L’essentiel à retenir : les exclusions assurance responsabilité civile habitation constituent des zones de non-couverture que tout titulaire d’un contrat MRH doit identifier avant tout sinistre. Les activités professionnelles exercées à domicile, notamment pour les indépendants et auto-entrepreneurs, représentent un angle mort particulièrement exposé. Avec 4,6 millions de sinistres indemnisés en 2024 pour 8 milliards d’euros, selon France Assureurs, la maîtrise de ces exclusions conditionne directement l’efficacité d’une protection patrimoniale.
Sommaire
- Qu’est-ce qu’une exclusion de garantie en assurance habitation ?
- Les exclusions légales communes à tous les contrats
- Les exclusions spécifiques à la garantie RC habitation
- Les exclusions contractuelles fréquentes selon les assureurs
- RC habitation et activité professionnelle à domicile
- Comment supprimer ou contourner une exclusion ?
- Que faire en cas de refus d’indemnisation ?
- Chiffres clés
Qu’est-ce qu’une exclusion de garantie en assurance habitation ?
Définition et cadre juridique (article L113-1 du Code des assurances)
Une exclusion de garantie désigne une clause contractuelle par laquelle l’assureur délimite le périmètre de sa couverture en écartant certains événements ou situations de toute indemnisation. L’article L113-1 du Code des assurances pose la règle fondamentale : les exclusions doivent être formelles et limitées pour être opposables à l’assuré.
Cette exigence signifie concrètement que toute clause d’exclusion rédigée de façon ambiguë ou trop générale peut être déclarée inopposable par un tribunal, ce qui protège l’assuré contre des formulations délibérément floues. La jurisprudence de la Cour de cassation a d’ailleurs régulièrement sanctionné des assureurs ayant tenté d’opposer des exclusions insuffisamment précises.
Différence entre exclusions légales et exclusions contractuelles
Les exclusions légales résultent directement du Code des assurances et s’appliquent de plein droit, quelle que soit la rédaction du contrat.
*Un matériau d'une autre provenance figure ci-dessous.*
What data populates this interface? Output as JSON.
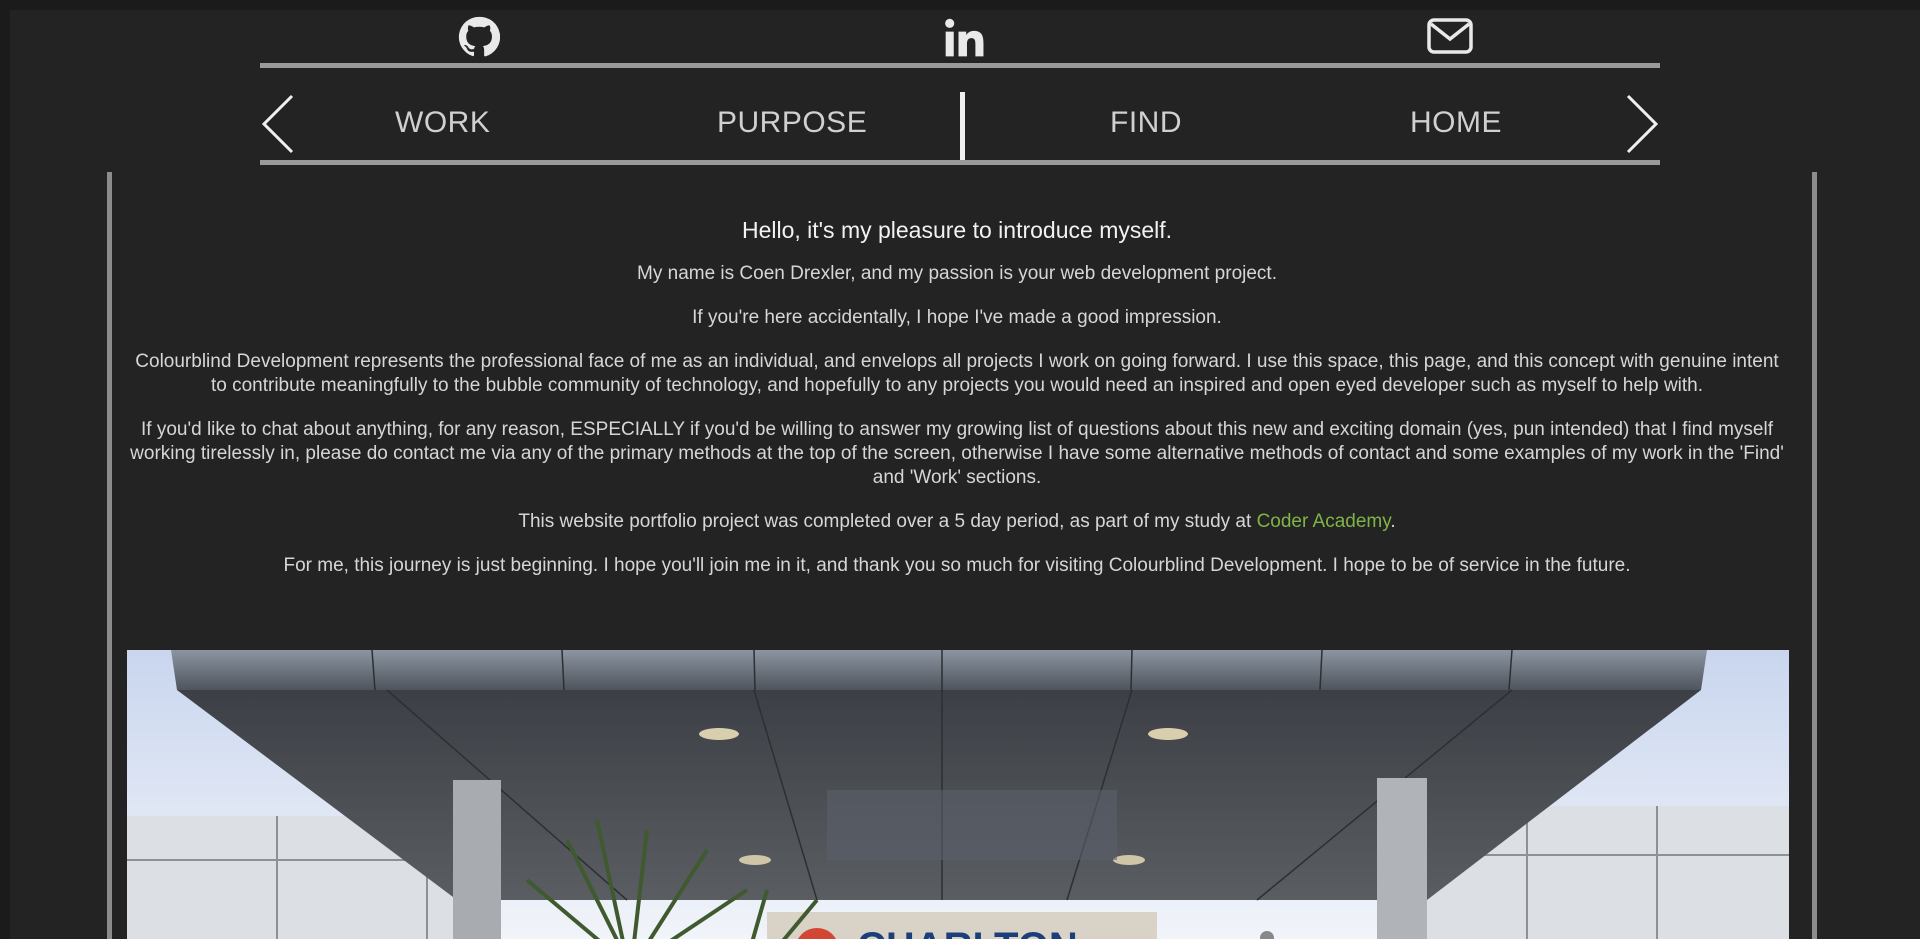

Les exclusions contractuelles, en revanche, sont librement définies par l’assureur dans les conditions générales et particulières du contrat MRH.
Cette distinction présente une portée pratique directe : les exclusions légales ne peuvent être levées par aucune extension de garantie, là où les exclusions contractuelles peuvent parfois être rachetées moyennant une prime supplémentaire. Pour les entrepreneurs et les professionnels indépendants, identifier la nature de chaque exclusion conditionne la stratégie d’optimisation de leur couverture.
Comment repérer les exclusions dans votre contrat MRH ?
Les exclusions figurent généralement dans les conditions générales, sous une rubrique intitulée « exclusions de garantie » ou « ne sont pas garantis ». Certains contrats les dispersent cependant dans chaque chapitre de garantie, ce qui rend leur recensement plus laborieux.
Une lecture méthodique impose de croiser les conditions générales avec les conditions particulières, ces dernières pouvant introduire des exclusions supplémentaires ou, inversement, racheter certaines exclusions standards. La vigilance sur les documents contractuels s’impose dès la souscription, non après le sinistre.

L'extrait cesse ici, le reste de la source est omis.